Up to a point, of course . . . I'd have modern comforts like squishy sofas and orthopaedic beds. But I'd be careful, for example, with paintings and floor tiles and the dining room table. I'd go to a lot of trouble to get things that were right for the proportions and colours and textures of an old house. It would be a pleasure to learn enough to get it right.
And the gardens, too . . . I'd keep going with whatever had gone on there in the past. No petunias.
What's wrong with that? What's wrong with recognising the beautiful things around and wanting to possess them? The best houses and the best furniture and the best gardens in Ireland once belonged to the gentry. Of course they did. Most of us, the rest of us . . . including, of course, every last one of my own forebears . . . had nothing.
But why, because certain experiences were the province of a once-ruling class, should I not desire to have them? Why?
What was Charlie Haughey supposed to do with the money that rolled in during his public life (leaving aside where it rolled in from)? Was he supposed to make an offer on a three-bed Donnycarney terraced house? Maybe get it pebbledashed? Splash out on a modest extension? A sliding patio door? A cobblelock driveway for the Toyota Corolla?
This is a serious question. How exactly, according to the rules of the snobby tastegauleiters, are modern Irish people, who happen to have money and the desire to express themselves, allowed to do it?
Why is it a sin to want a more beautiful house than the one you grew up in?
And what kind of craven, post-colonial self-distrust makes it all right to buy or hope to buy a villa in, say, Tuscany . . . a house which once belonged to a dominant class, and whose aesthetic is utterly distant from anyone Irish . . . but not all right to buy one of Ireland's own fine houses?
Even Olivia O'Leary, usually so wellbalanced, was at it. Charlie, she wrote, "needed to ape the belted earls". I don't know what a belted earl is, but Charlie wasn't aping anyone. Charlie had his own accent, his own interests and his own eclectic tastes which included putting an Irish pub into Abbeville and included the golden eagle and included a zest for the language of a gurrier and included a real interest in horseriding and included both bad and good art. CJH put his lifestyle together with a confidence more of us should display. You want aping, go down to the courts and listen to the fake British accents that a few years in the Law Library magically confer on Irish barristers.
Eddie Holt was at it, too. He lit into Charlie for getting a picture taken of himself in riding gear on a horse, looking as if he was posing for an equestrian statue.
But riding horses is a perfectly natural thing to do . . . rural Ireland is full of people who've always been knowledgeable about horses and think nothing of sprucing the horse and themselves up for a county show.
What should Charlie have done . . .
suppressed his love for horses so as not to infringe the mean rule that dictates that the only relationship someone from the Dublin working class should have with horses is to bet on them? Why? And what does Eddie Holt think Charlie should have worn on horseback?
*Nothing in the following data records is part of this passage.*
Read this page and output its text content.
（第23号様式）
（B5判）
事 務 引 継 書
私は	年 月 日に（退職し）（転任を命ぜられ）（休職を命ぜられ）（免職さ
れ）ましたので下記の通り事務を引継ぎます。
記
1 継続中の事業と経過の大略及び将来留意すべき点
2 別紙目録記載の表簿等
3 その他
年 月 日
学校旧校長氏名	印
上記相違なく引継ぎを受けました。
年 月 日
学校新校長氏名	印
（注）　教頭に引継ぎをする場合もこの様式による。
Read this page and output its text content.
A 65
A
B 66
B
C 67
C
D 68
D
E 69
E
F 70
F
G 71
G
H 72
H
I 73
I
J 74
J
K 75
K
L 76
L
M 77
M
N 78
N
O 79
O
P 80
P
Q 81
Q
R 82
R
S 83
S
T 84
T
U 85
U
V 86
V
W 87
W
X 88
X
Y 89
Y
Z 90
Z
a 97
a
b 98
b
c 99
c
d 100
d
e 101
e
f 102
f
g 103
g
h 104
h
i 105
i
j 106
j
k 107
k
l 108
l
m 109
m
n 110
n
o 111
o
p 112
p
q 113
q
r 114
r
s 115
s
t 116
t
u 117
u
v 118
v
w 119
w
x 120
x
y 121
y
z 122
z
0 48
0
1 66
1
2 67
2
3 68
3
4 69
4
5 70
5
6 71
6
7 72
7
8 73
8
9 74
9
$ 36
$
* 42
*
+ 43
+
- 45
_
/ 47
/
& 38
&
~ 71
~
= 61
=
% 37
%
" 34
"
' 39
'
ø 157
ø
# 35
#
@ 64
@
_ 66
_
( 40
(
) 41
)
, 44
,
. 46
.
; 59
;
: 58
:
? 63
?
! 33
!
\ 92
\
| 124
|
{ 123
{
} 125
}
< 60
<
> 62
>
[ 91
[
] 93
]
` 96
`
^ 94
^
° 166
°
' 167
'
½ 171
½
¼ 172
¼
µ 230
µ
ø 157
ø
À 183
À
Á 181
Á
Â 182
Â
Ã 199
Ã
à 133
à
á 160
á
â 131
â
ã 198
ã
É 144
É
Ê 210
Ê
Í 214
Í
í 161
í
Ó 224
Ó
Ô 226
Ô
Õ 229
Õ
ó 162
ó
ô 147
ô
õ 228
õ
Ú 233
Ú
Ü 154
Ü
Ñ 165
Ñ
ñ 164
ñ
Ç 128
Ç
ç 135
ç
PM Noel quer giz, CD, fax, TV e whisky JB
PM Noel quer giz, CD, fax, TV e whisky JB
Jeans?
CJH also brought out a lower middle class prissiness in Matt Cooper. "Many found the public flaunting of his lifestyle . . .
the horses, the expensive clothes and fine dining . . . to be ostentatious. . ." Many who?
Not me, Matt. Listen, the man had millions to play with. You want him to eat fish fingers? Speaking for myself, I do as much fine dining as I possibly can and I would pay a fortune for my clothes if I had a fortune. Whence all this knee-jerk puritanism? And how come nobody points a finger at the Fine Gaelers in their beigecarpeted red-brick mansions in Shrewsbury Road and Palmerston Park?
How come nobody says it would become Enda Kenny to behave a bit more like Gandhi?
The point is that there are problems of style and taste in any society on its way out of plainness and poverty. The main thing, it seems to me, is to relish learning about food and drink and houses and the natural world and music and painting and design . . .
all the things from which you construct your daily environment . . . and then, according to what your resources are, to have the courage to make your footprint.
Give Charlie this much due . . . he didn't care when he was alive what people thought of him and he certainly doesn't care now. In the area of not caring what other people might think of his taste, he set, for once, a good example.